Phantasmal Intersubjectivity: Co-Presence and the Emersivity of Literary Characters

Phantasmal Intersubjectivity: Co-Presence and the Emersivity of Literary Characters

CompLab@Leeds is back for this academic year with a new series of seminars and events.

The series for 2017-2018 will be entitled ‘The forms of world/Worlds of form’ and we are glad to open it with the first seminar on 23 November 2017 in which we will cross the border between reality and the storyworld.

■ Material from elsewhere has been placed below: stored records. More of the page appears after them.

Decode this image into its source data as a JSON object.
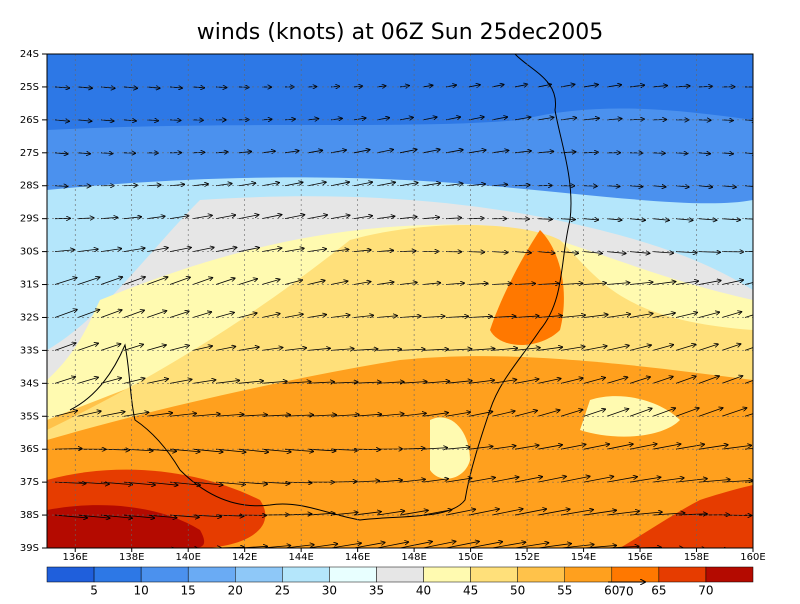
{
  "title": "winds (knots) at 06Z Sun 25dec2005",
  "lat_labels": [
    "24S",
    "25S",
    "26S",
    "27S",
    "28S",
    "29S",
    "30S",
    "31S",
    "32S",
    "33S",
    "34S",
    "35S",
    "36S",
    "37S",
    "38S",
    "39S"
  ],
  "lon_labels": [
    "136E",
    "138E",
    "140E",
    "142E",
    "144E",
    "146E",
    "148E",
    "150E",
    "152E",
    "154E",
    "156E",
    "158E",
    "160E"
  ],
  "colorbar": {
    "levels": [
      5,
      10,
      15,
      20,
      25,
      30,
      35,
      40,
      45,
      50,
      55,
      60,
      65,
      70
    ],
    "colors": [
      "#1f5fdc",
      "#2d78e6",
      "#4b91ee",
      "#6aabf4",
      "#8ec8f8",
      "#b4e6fb",
      "#e8ffff",
      "#e6e6e6",
      "#fffab0",
      "#ffe07a",
      "#ffc24a",
      "#ffa01e",
      "#ff7800",
      "#e63c00",
      "#b40a00"
    ]
  },
  "reference_vector_label": "70"
}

Our first speaker of the year will be Marco Bernini (Durham University) who will present the fascinating paper Phantasmal Intersubjectivity: Co-Presence and the Emersivity of Literary Characters. Starting from a study conducted with 400 readers of the 2014 Edinburgh Book Festival, Marco will discuss the phenomenon of ‘experiential crossing’ because of which characters seem to cross the boundary of the storyworlds and accompany or “stay with” the reader in real-world situations. Marco Bernini will analyse how this crossing is activated by a wide range of triggers, its phenomenology and the different degrees of felt presence in the reader’s minds, or even in their physical environment. While to date, cognitive literary studies have focused exclusively on the other direction of transit - namely, on how our real past experiences can sustain, enhance or modify our experience of a literary narrative -Marco Bernini will focus on how fictional elements from a storyworld can surface or transmigrate (or its storyworld immersivity). Building on, and adapting, models of narrative immersion, the paper will present a theory and a model for what it will be called the emersivity of literary characters.

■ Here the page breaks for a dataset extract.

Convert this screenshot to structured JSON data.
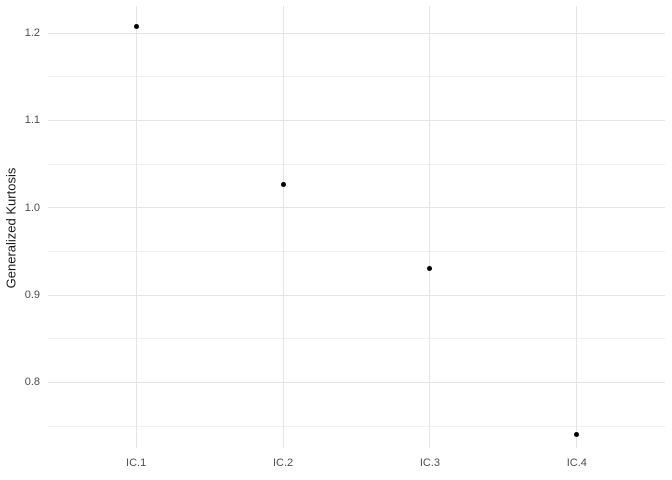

Who: Marco Bernini is Wellcome Trust Postdoctoral Research Associate in the Department of English Studies and a core member of the interdisciplinary project on auditory-verbal hallucinations ‘Hearing the Voice' at Durham University. He is also a member of a project on 'Narrative and Complex Systems' at the University of York (Interdisciplinary Centre for Narrative Studies) and of the 'History of Distributed Cognition' project (University of Edinburgh). His research interests are equally partitioned into narrative theory (in particular cognitive narratology), modernist fiction (notably the narrative work of Samuel Beckett), and cognitive science. He also worked on the relationship between fictional writing, distributed cognition (the Extended Mind theory), and literary intentionality. He is now working on a monograph for Oxford University Press (forthcoming 2019) on Samuel Beckett and cognition titled Beckett and the Cognitive Method: Mind, Models and Exploratory Narratives.